Denominações de Origem
Um Conceito da Cultura Mediterrânica
Quando Howard Cárter, em 1922, fez a sensacional descoberta do túmulo de Tutankhamon, em Tebas, no Vale dos Reis, estaria longe de pensar que iria permitir que se fizesse luz sobre muitos aspectos relacionados com a produção de vinho no Antigo Egipto.
Foi encontrada uma impressionante colecção de 26 potes de vinho, num dos quatro compartimentos anexos ao túmulo, com inscrições tão pormenorizadas sobre os vinhos, que em nada ficam a dever aos rótulos das melhores garrafas da actualidade.
Nelas estava indicado o tipo de vinho, o ano de colheita, de acordo com os anos do reinado de Tutankhamon, a origem geográfica da vinha, o nome do proprietário da vinha e o nome do “enólogo” responsável pelo fabrico do vinho!
O exemplo seguinte dá bem ideia do cuidado posto na regulamentação da rotulagem da época:”Ano 4 (1345 a.C). Vinho doce da casa de Aton – Vida, Prosperidade, Saúde! – do rio Oeste (braço do Nilo que desagua perto da moderna Alexandria). Produtor chefe Àperershop”. Como se pode verificar, já então de dava grande importância à origem geográfica das vinhas, numa e precoce antecipação ao conceito de denominação de origem.

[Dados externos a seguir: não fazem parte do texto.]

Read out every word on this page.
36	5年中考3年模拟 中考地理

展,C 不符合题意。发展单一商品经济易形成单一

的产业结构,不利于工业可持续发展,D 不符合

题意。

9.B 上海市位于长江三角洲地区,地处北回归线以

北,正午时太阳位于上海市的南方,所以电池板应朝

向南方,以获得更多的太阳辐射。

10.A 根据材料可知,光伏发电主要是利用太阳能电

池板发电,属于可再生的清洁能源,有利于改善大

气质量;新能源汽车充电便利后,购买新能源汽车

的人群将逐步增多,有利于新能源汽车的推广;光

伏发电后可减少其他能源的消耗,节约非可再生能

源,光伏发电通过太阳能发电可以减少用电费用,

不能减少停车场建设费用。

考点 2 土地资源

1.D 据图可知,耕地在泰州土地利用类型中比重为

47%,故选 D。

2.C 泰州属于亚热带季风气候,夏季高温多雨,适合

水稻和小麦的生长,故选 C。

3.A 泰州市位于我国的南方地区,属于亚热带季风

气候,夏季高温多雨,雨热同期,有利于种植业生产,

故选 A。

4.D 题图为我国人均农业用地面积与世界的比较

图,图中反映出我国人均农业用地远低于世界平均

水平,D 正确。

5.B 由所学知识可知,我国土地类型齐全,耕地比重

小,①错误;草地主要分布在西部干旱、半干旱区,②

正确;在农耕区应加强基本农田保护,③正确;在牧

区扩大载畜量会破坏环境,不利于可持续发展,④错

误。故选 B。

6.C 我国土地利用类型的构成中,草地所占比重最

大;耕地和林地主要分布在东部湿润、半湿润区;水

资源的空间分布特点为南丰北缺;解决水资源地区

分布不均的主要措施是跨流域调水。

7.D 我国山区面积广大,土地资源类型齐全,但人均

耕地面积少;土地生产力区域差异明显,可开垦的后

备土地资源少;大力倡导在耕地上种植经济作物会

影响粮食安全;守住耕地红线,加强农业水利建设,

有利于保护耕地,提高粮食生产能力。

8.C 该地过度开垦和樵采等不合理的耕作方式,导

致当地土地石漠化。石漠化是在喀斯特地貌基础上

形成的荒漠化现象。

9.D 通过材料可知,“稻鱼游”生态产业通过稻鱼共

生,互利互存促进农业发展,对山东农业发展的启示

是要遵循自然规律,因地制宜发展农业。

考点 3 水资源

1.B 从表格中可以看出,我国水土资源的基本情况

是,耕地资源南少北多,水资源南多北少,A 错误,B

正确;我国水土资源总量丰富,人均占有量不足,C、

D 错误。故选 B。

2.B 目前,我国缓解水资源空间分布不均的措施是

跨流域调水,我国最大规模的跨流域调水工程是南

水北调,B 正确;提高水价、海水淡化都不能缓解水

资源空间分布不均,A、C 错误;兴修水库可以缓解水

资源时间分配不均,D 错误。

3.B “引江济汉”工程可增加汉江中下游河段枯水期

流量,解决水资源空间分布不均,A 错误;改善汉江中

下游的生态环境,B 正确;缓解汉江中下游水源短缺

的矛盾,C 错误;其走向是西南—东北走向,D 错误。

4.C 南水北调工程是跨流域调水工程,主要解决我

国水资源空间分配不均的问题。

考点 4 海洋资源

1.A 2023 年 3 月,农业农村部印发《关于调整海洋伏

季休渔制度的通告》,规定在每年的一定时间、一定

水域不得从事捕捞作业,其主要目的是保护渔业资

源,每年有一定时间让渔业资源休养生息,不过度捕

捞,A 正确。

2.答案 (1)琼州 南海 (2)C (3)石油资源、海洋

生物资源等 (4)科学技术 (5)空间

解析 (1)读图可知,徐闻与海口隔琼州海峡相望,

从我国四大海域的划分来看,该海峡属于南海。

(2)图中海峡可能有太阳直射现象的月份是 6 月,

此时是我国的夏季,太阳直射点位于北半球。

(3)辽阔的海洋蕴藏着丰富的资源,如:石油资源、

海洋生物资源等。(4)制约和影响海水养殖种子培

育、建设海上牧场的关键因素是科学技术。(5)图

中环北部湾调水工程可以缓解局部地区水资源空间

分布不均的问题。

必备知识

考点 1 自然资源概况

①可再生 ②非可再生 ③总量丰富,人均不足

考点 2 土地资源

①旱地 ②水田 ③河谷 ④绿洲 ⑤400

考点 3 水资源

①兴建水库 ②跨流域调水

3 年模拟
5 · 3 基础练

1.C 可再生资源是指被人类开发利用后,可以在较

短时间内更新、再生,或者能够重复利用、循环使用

Na Roma Antiga dava-se grande importância à origem geográfica dos vinhos. A lista mais completa que se conhece encontra-se no Livro XIV de Plínio, o Velho, que procurou, como ele diz no fim do seu texto, fazer uma lista de todos os vinhos do seu país (e acessoriamente da Gália e da Hispânia) que merecessem ser conhecidos. Entre eles, e apenas a título de exemplo, citemos o Albanum, Falerno, Guaranum, Messina, Setia, Sorrento, Taormina e Velletri.
Muitos outros exemplos da Antiguidade se poderiam referir para enaltecer a importância que, no mundo mediterrânico, sempre se deu à origem geográfica dos vinhos.
A longa tradição na cultura da vinha e na produção vinícola foi suficiente para os apreciadores saberem quais as regiões onde eram produzidos os melhores vinhos e, naturalmente, atribuírem-lhes o nome da região de origem.
Tal designação era uma marca colectiva pertença de todos os produtores dessa região, confundindo-se, quase sempre, com aquilo que hoje se convenciona chamar “denominação de origem”.
Mais do que uma indicação de proveniência, a marca geográfica colectiva garantia, para além da origem, a qualidade específica dos vinhos, resultante das condições naturais em que as uvas eram produzidas e do conhecimento e arte dos homens que os faziam.
Com as invasões bárbaras, o comércio de vinhos, que tão grande desenvolvimento tinha tido no império romano, foi abrandando, até que estagnou no seio das sociedades feudais. Neste período a estrutura produtiva do vinho foi reduzida e orientada para o auto consumo local e regional.
O comércio do vinho só seria lentamente recuperado muito mais tarde, ainda na Idade Média, com o desenvolvimento urbano e o aparecimento de uma classe burguesa com dinheiro e ávida de bem-estar.
Só no séc. XVII, ganhou desenvolvimento suficiente para desencadear lutas de interesses.
De um lado estavam os produtores, que desejam conservar o direito a um nome cuja fama resultava do esforço do seu trabalho e saber, bem como das condições naturais – solo, clima, exposição, declive, castas, - em que as uvas eram produzidas; do outro lado, estavam aqueles que se aproveitavam do prestígio dessas denominações para eles tirarem lucros ilegítimos e, muitas vezes exorbitantes.
O exemplo mais elucidativo desta situação ocorreu no Douro, quando a excelência dos seus vinhos foi reconhecida pelos ingleses.